Does this fix look reasonable? If so I think a MR should be made.
Comment 6 Bug Janitor Service 2024-02-06 13:42:16 UTC
A possibly relevant merge request was started @ https://invent.kde.org/plasma/kwin/-/merge_requests/5124
Comment 7 Zamundaaa 2024-02-06 13:43:25 UTC
I tested that MR with a hack in KWin to pretend the secondary GPU doesn't support modifiers, so it *should* work. As there's still subtle differences with a GPU that actually doesn't support them, it would be good if you could test it to make sure it fixes the problem
Comment 8 fxzjshm 2024-02-06 13:55:21 UTC
OK, will test it once I get back. Thanks in advance.
Comment 9 Zamundaaa 2024-02-07 14:47:52 UTC
Git commit d3a2e070024fe2621619576f83ea471f3d7fb1bb by Xaver Hugl.
Committed on 07/02/2024 at 14:35.
Pushed by zamundaaa into branch 'master'.

backends/drm: fix multi gpu transfers with mixed modifiers and implicit modifiers usage

M  +6    -6    src/backends/drm/drm_egl_layer_surface.cpp
M  +1    -2    src/backends/drm/drm_egl_layer_surface.h

https://invent.kde.org/plasma/kwin/-/commit/d3a2e070024fe2621619576f83ea471f3d7fb1bb
Comment 10 Zamundaaa 2024-02-07 14:48:00 UTC
Git commit 1583b2c717100dad87c95e1b9db607550ec5af33 by Xaver Hugl.
Committed on 07/02/2024 at 14:35.
Pushed by zamundaaa into branch 'master'.

backends/drm: fix EglGbmLayerSurface::doesSurfaceFit with multi gpu

M  +16   -6    src/backends/drm/drm_egl_layer_surface.cpp

https://invent.kde.org/plasma/kwin/-/commit/1583b2c717100dad87c95e1b9db607550ec5af33
Comment 11 Vlad Zahorodnii 2024-02-07 15:30:08 UTC
Git commit e4244c8056f563b4696c385927c30c890514b9ce by Vlad Zahorodnii, on behalf of Xaver Hugl.
Committed on 07/02/2024 at 15:21.
Pushed by vladz into branch 'Plasma/6.0'.

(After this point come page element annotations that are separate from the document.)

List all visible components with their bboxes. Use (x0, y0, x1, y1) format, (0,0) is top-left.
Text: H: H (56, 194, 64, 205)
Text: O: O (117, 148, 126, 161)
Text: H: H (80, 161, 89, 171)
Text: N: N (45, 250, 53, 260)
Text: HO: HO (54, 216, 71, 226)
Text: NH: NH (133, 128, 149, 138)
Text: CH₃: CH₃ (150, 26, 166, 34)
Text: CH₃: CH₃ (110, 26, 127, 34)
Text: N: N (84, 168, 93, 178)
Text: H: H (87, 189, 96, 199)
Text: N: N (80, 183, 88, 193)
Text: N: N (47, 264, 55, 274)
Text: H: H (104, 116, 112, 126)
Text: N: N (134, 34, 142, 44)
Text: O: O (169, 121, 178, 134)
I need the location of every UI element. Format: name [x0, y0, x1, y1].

backends/drm: fix EglGbmLayerSurface::doesSurfaceFit with multi gpu
(cherry picked from commit 1583b2c717100dad87c95e1b9db607550ec5af33)

M  +16   -6    src/backends/drm/drm_egl_layer_surface.cpp

https://invent.kde.org/plasma/kwin/-/commit/e4244c8056f563b4696c385927c30c890514b9ce
Comment 12 Vlad Zahorodnii 2024-02-07 15:30:16 UTC
Git commit 590055e8ff2bb216f57b698e14397c63d1d8bc4e by Vlad Zahorodnii, on behalf of Xaver Hugl.
Committed on 07/02/2024 at 15:21.
Pushed by vladz into branch 'Plasma/6.0'.

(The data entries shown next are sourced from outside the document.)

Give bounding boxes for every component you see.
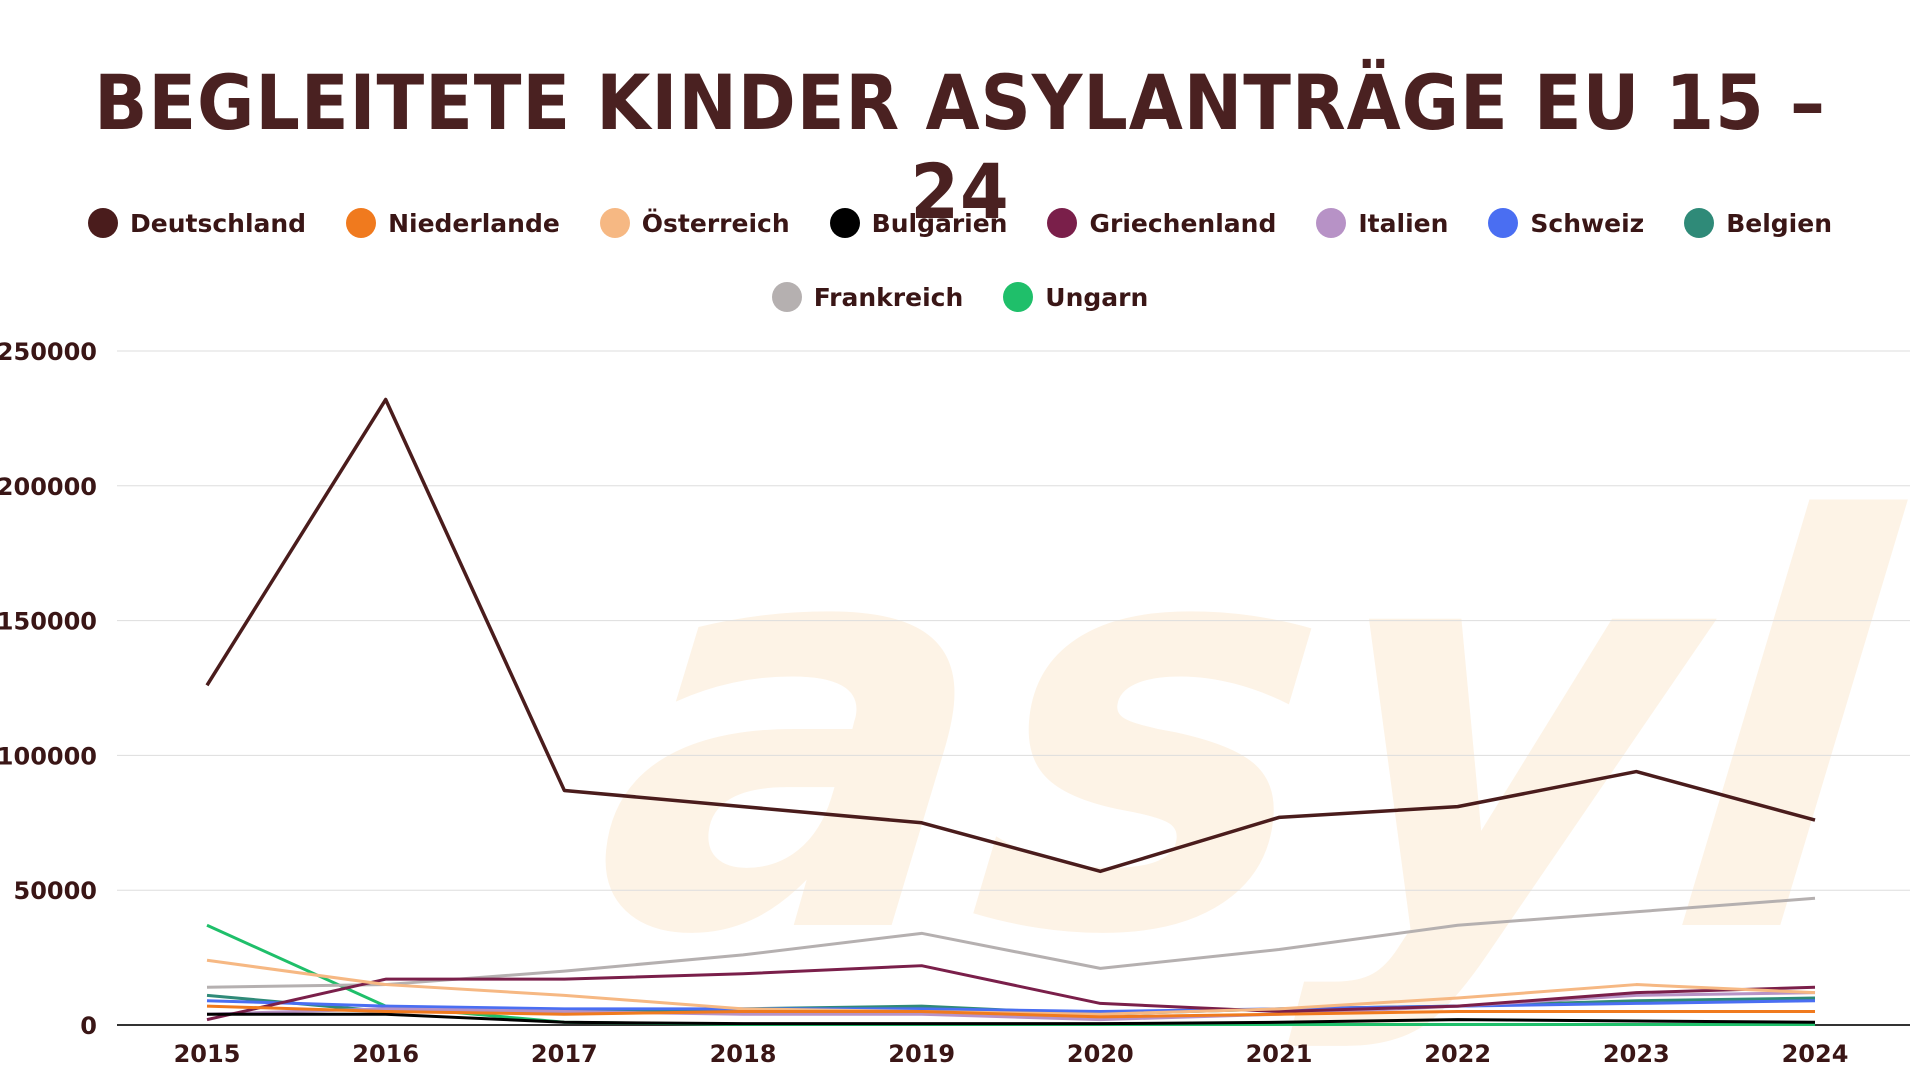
y-tick-label: 200000 — [0, 473, 97, 501]
x-tick-label: 2020 — [1067, 1040, 1134, 1068]
legend-label: Ungarn — [1045, 282, 1149, 312]
y-tick-label: 0 — [80, 1012, 97, 1040]
legend-item-italien: Italien — [1316, 208, 1448, 238]
legend-marker — [346, 208, 377, 238]
x-axis-ticks: 2015 2016 2017 2018 2019 2020 2021 2022 2023 2024 — [174, 1040, 1849, 1068]
x-tick-label: 2017 — [531, 1040, 598, 1068]
legend-item-deutschland: Deutschland — [87, 208, 307, 238]
legend-marker — [771, 282, 802, 312]
legend-label: Bulgarien — [871, 208, 1008, 238]
legend-label: Belgien — [1726, 208, 1832, 238]
legend-label: Schweiz — [1530, 208, 1645, 238]
x-tick-label: 2022 — [1424, 1040, 1491, 1068]
y-tick-label: 50000 — [14, 877, 98, 905]
legend-marker — [1047, 208, 1078, 238]
x-tick-label: 2019 — [888, 1040, 955, 1068]
series-line-deutschland — [205, 397, 1816, 874]
x-tick-label: 2024 — [1782, 1040, 1849, 1068]
legend-marker — [1488, 208, 1519, 238]
legend-label: Griechenland — [1089, 208, 1277, 238]
series-line-niederlande — [206, 1004, 1815, 1019]
legend-label: Niederlande — [388, 208, 560, 238]
legend-marker — [1003, 282, 1034, 312]
legend-marker — [829, 208, 860, 238]
legend-label: Deutschland — [129, 208, 307, 238]
legend-row-2: Frankreich Ungarn — [0, 282, 1920, 312]
x-tick-label: 2016 — [352, 1040, 419, 1068]
watermark-text: asyl — [575, 406, 1920, 1057]
x-tick-label: 2021 — [1246, 1040, 1313, 1068]
legend-label: Frankreich — [813, 282, 964, 312]
x-tick-label: 2018 — [710, 1040, 777, 1068]
legend-item-frankreich: Frankreich — [771, 282, 964, 312]
series-line-griechenland — [206, 964, 1816, 1022]
legend-item-österreich: Österreich — [599, 208, 790, 238]
legend-item-belgien: Belgien — [1684, 208, 1832, 238]
y-tick-label: 100000 — [0, 742, 97, 770]
x-tick-label: 2023 — [1603, 1040, 1670, 1068]
x-tick-label: 2015 — [174, 1040, 241, 1068]
legend-marker — [1316, 208, 1347, 238]
legend-label: Italien — [1358, 208, 1449, 238]
legend-marker — [599, 208, 630, 238]
legend-marker — [1684, 208, 1715, 238]
y-tick-label: 250000 — [0, 338, 97, 366]
legend-item-ungarn: Ungarn — [1003, 282, 1148, 312]
legend-marker — [87, 208, 118, 238]
chart-title: BEGLEITETE KINDER ASYLANTRÄGE EU 15 – 24 — [94, 58, 1826, 236]
legend-item-griechenland: Griechenland — [1047, 208, 1276, 238]
y-tick-label: 150000 — [0, 608, 97, 636]
y-axis-ticks: 250000 200000 150000 100000 50000 0 — [0, 338, 97, 1040]
series-line-schweiz — [206, 999, 1816, 1014]
legend-row-1: Deutschland Niederlande Österreich Bulgarie… — [0, 208, 1920, 238]
series-lines — [205, 397, 1816, 1026]
legend-item-bulgarien: Bulgarien — [829, 208, 1008, 238]
legend-item-schweiz: Schweiz — [1488, 208, 1644, 238]
legend-item-niederlande: Niederlande — [346, 208, 560, 238]
series-line-bulgarien — [207, 1012, 1816, 1026]
legend-label: Österreich — [641, 208, 790, 238]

backends/drm: fix multi gpu transfers with mixed modifiers and implicit modifiers usage
(cherry picked from commit d3a2e070024fe2621619576f83ea471f3d7fb1bb)

M  +6    -6    src/backends/drm/drm_egl_layer_surface.cpp
M  +1    -2    src/backends/drm/drm_egl_layer_surface.h

https://invent.kde.org/plasma/kwin/-/commit/590055e8ff2bb216f57b698e14397c63d1d8bc4e
Comment 13 fxzjshm 2024-02-22 12:22:25 UTC
Confirm this bug has been fixed. Many thanks to you all!